Вдруг все развеселились от этой его выходки и стали каждый на свой лад повторять этот звук.

– Ах, мой сыночек! Моему сыночку сделали бобо! – завизжал Елагин, чтобы снова привлечь к себе внимание. – Расстреляйте всех, кто виноват! И кто не виноват – тоже!

Он прицелился указательным пальцем правой руки в меня, щелкнул языком, потом дунул на палец, как на дымящееся дуло пистолета, сунул руку в карман и сказал:

– Больше никто не будет обижать мое драгоценное чадо!

Понизовский охватил Болдина со спины за плечи, свалил его в проход между кроватями, Армен запустил в Александрова скомканным полотенцем Горушина, началось всеобщее ликование.

Карьялайнен подошел к конфетам и, глядя на них, сказал:

– Все равно за ними не вернутся.

Елагин быстро схватил целую горсть конфет, высоко поднял над головой.

– Скушаем за несчастного недоделанного олимпийского чемпиона!

Покрывало вмиг опустело.

А потом, устыдясь, шумной толпой вывалили на улицу.

Я посмотрел на залитое солнцем окно, и мне захотелось выбить из него все стекла.

Сунув руки в карманы брюк, я слонялся по лагерю, отделенный моим преступлением от всех остальных его обитателей, беззаботных и счастливых, и не находил себе места.

Мне казалось, что, после нашего примирения перед строем и после отвратительного братания на виду у всех, история закончена и возврата к ней не будет, но сегодня, когда явился господин кабан на черной машине с вертикальной антенной на крыше и когда я увидел бегущего к нему Меньшенина, я нутром почуял, что дело куда серьезнее.

Все предо мною сверкало, блестело, слепило мне глаза, а мне мерещился в этих чешуйчатых бликах немилосердный суд надо мною, и что самое ужасное – и над Верой тоже.

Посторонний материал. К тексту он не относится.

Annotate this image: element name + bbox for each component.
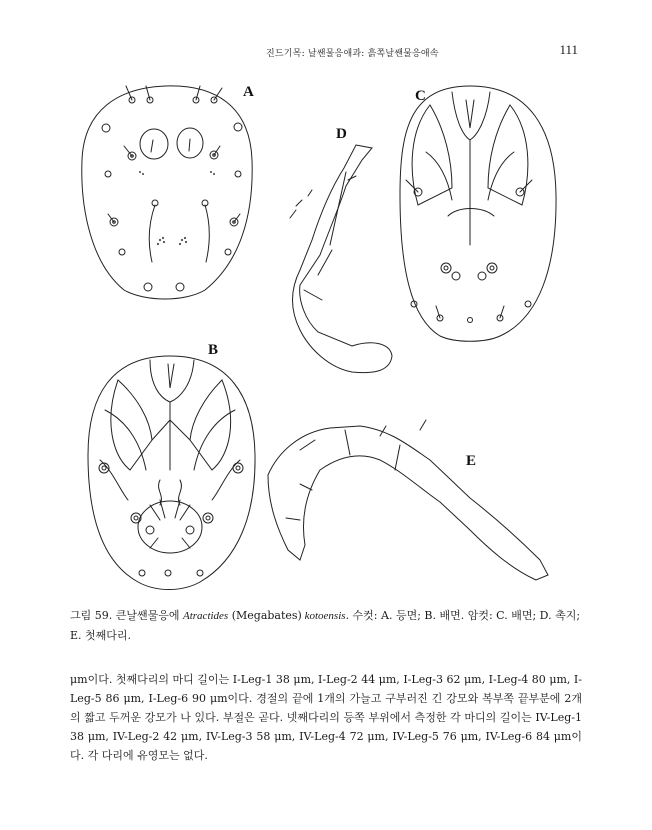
panel-label-e: E [466,453,477,469]
panel-label-c: C [415,88,426,104]
panel-a-dorsal-view [82,84,254,299]
panel-label-a: A [243,84,254,100]
panel-e-first-leg [268,420,548,580]
panel-label-b: B [208,342,219,358]
figure-caption [70,606,582,645]
panel-d-palp [290,126,392,373]
caption-genus: Atractides [183,610,229,622]
running-title: 진드기목: 날쌘물응애과: 흙쪽날쌘물응애속 [266,49,439,59]
page-number: 111 [559,42,578,57]
panel-label-d: D [336,126,347,142]
caption-prefix: 그림 59. 큰날쌘물응에 [70,609,183,622]
panel-c-ventral-view [400,86,556,341]
caption-subgenus: (Megabates) [231,609,302,622]
panel-b-ventral-view [88,342,255,590]
caption-species: kotoensis [301,610,346,622]
body-paragraph: μm이다. 첫째다리의 마디 길이는 I-Leg-1 38 μm, I-Leg-2 44 μm, I-Leg-3 62 μm, I-Leg-4 80 μm, I-Leg-5 86 μm, I-Leg-6 90 μm이다. 경절의 끝에 1개의 가늘고 구부러진 긴 강모와 복부쪽 끝부분에 2개의 짧고 두꺼운 강모가 나 있다. 부절은 곧다. 넷째다리의 등쪽 부위에서 측정한 각 마디의 길이는 IV-Leg-1 38 μm, IV-Leg-2 42 μm, IV-Leg-3 58 μm, IV-Leg-4 72 μm, IV-Leg-5 76 μm, IV-Leg-6 84 μm이다. 각 다리에 유영모는 없다. [70,673,582,762]
caption-rest: . 수컷: A. 등면; B. 배면. 암컷: C. 배면; D. 촉지; E. 첫째다리. [70,609,581,642]
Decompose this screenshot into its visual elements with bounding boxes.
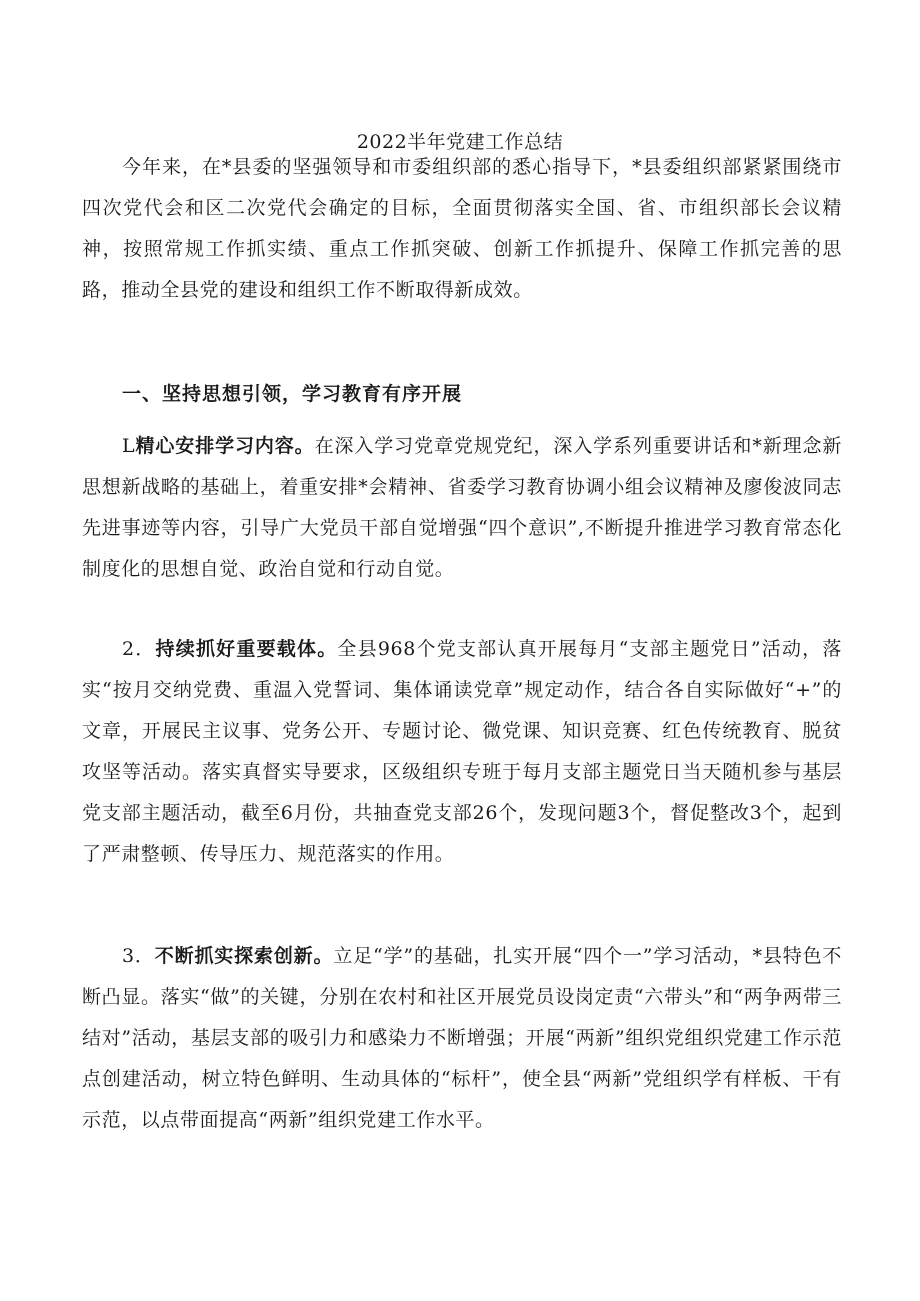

Я сидел на скамье на центральной площади, слушал, как в легком ветре шелестит полотнище флага и одновременно под конвоем входил в желтый дом на Пряжке, которым в детстве меня пугал отец, дом, куда запирают противящихся власти и потерявших рассудок, и они лежат там, скованные в движениях смирительными рубашками, с безумными очами сумасшедших, без своей воли, без возможности выбежать на широкий простор под облака и звезды. Я ни разу не бывал возле этого мрачного дома и не бывал у речки Пряжки, на берегу которой он находился, но помню, как со злобою говорили взрослые, когда хотели устрашить человека: «На Пряжку захотел?» – и дом этот запечатлелся в моем сознании как нечто противоестественное живой жизни и насильственное над человеком. С раннего возраста я ужасался насилию одних людей над другими. Любое насилие, которое мне приходилось видеть, вызывало в моем сердце приступ звериного гнева против насильника. Но сейчас более всего страшили меня не суд и не сумасшедший дом на Пряжке, а то, что каким-то образом могла раскрыться моя тайна, моя любовь к Вере.